Temporal consistency of lidar observables during aerosol transport events in the framework of the ChArMEx/ADRIMED campaign at Menorca Island in June 2013

Abstract

Abstract. We performed synergetic daytime and night-time active and passive remote sensing observations at Menorca (Balearic Island, Spain), over more than 3 weeks during the Chemistry–Aerosol Mediterranean Experiment/Aerosol Direct Radiative Effect in the Mediterranean (ChArMEx/ADRIMED) special observation period (SOP 1a, June–July 2013). We characterized the aerosol optical properties and type in the low and middle troposphere using an automated procedure combining Rayleigh–Mie–Raman lidar (355, 387 and 407 nm) with depolarization (355 nm) and AERONET Cimel® sun-photometer data. Results show a high variability due to varying dynamical forcing. The mean column-averaged lidar backscatter-to-extinction ratio (BER) was close to 0.024 sr-1 (lidar ratio of ∼ 41.7 sr), with a large dispersion of ±33 % over the whole observation period due to changing atmospheric transport regimes and aerosol sources.
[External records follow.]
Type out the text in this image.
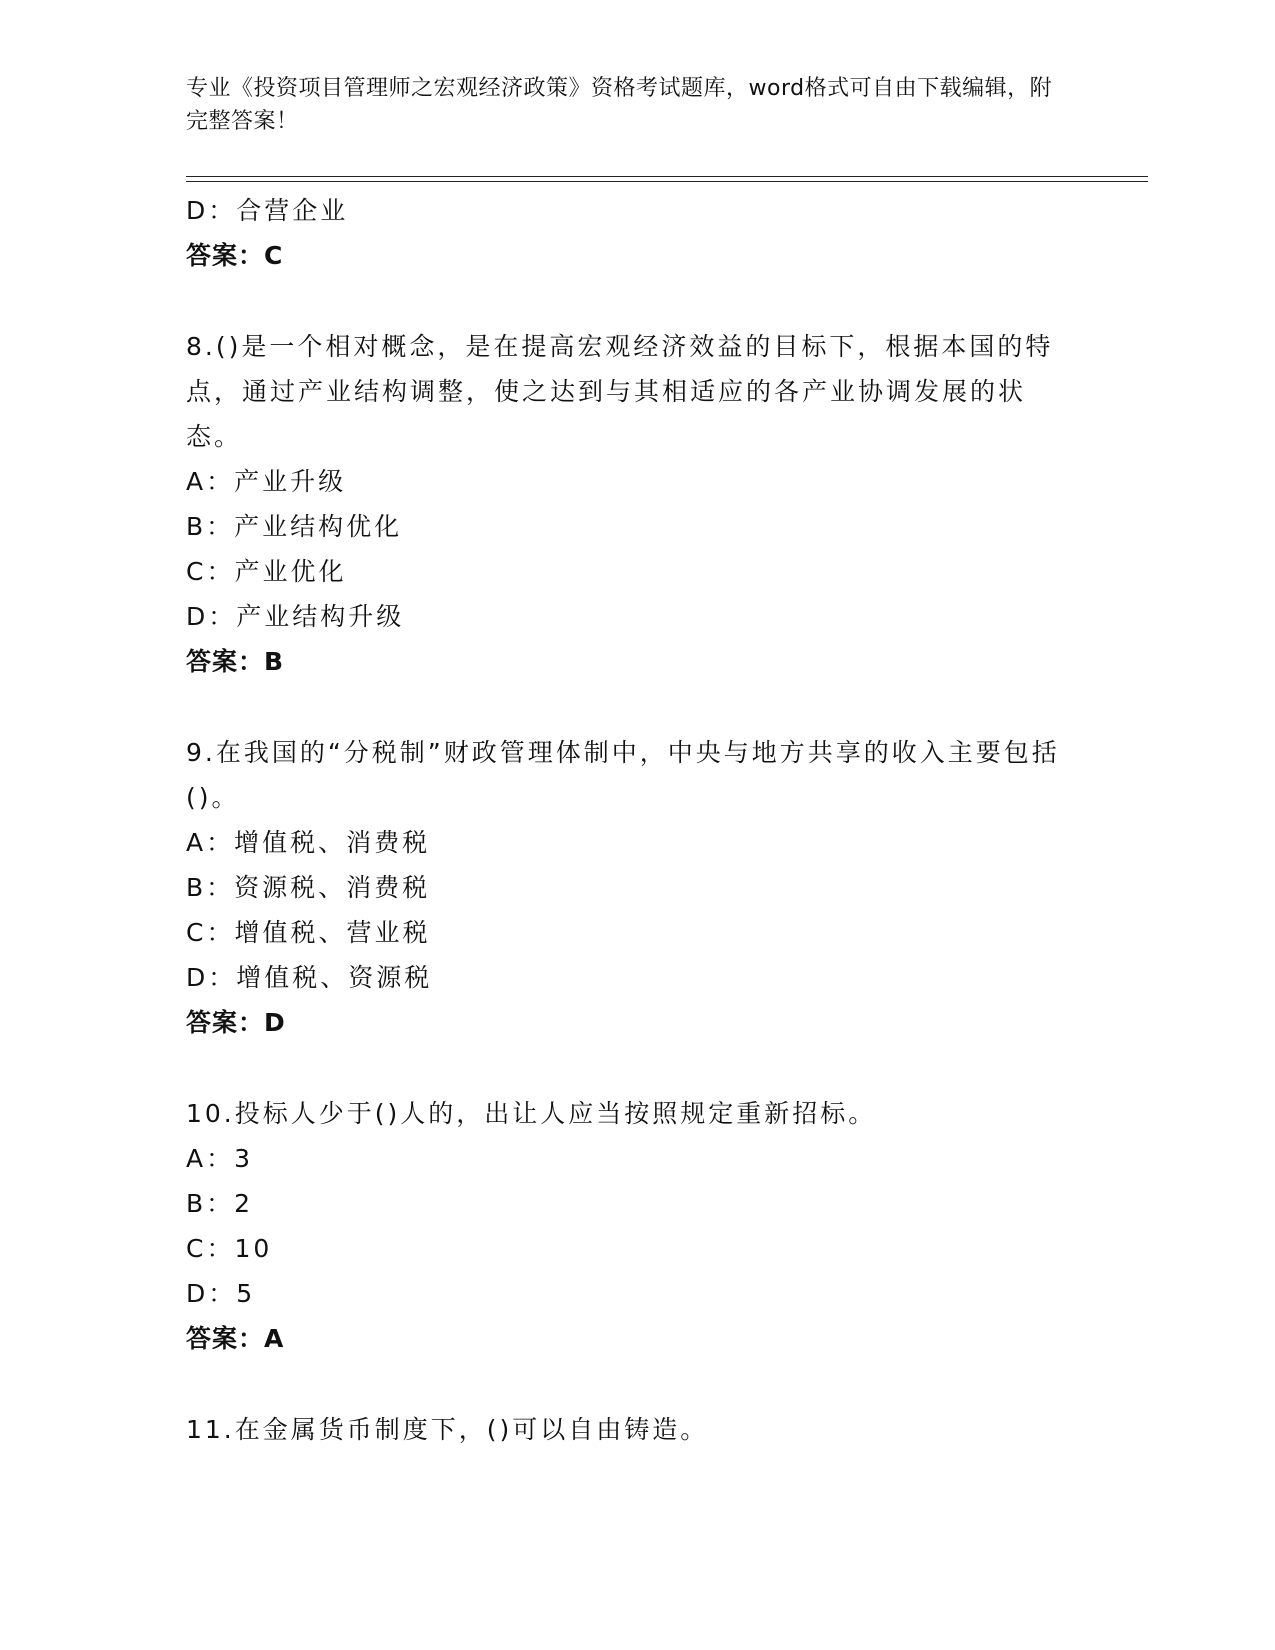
专业《投资项目管理师之宏观经济政策》资格考试题库，word格式可自由下载编辑，附完整答案！
D：合营企业
答案：C
8.()是一个相对概念，是在提高宏观经济效益的目标下，根据本国的特点，通过产业结构调整，使之达到与其相适应的各产业协调发展的状态。
A：产业升级
B：产业结构优化
C：产业优化
D：产业结构升级
答案：B
9.在我国的“分税制”财政管理体制中，中央与地方共享的收入主要包括()。
A：增值税、消费税
B：资源税、消费税
C：增值税、营业税
D：增值税、资源税
答案：D
10.投标人少于()人的，出让人应当按照规定重新招标。
A：3
B：2
C：10
D：5
答案：A
11.在金属货币制度下，()可以自由铸造。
The ground-based remote sensing measurements, coupled with satellite observations, allowed to document (i) dust particles up to 5 km a.s.l. in altitude originating from Morocco and Algeria from 15 to 18 June with a peak in aerosol optical thickness (AOT) of 0.25 ± 0.05 at 355 nm, (ii) a long-range transport of biomass burning aerosol (AOT = 0.18 ± 0.16) related to North American forest fires detected from 26 to 28 June 2013 by the lidar between 2 and 7 km and (iii) mixture of local sources including marine aerosol particles and pollution from Spain. During the biomass burning event, the high value of the particle depolarization ratio (8–14 %) may imply the presence of dust-like particles mixed with the biomass burning aerosols in the mid troposphere. We show also linearity with SEVIRI retrievals of the aerosol optical thickness within 35 % relative bias, which is discussed as a function of aerosol type.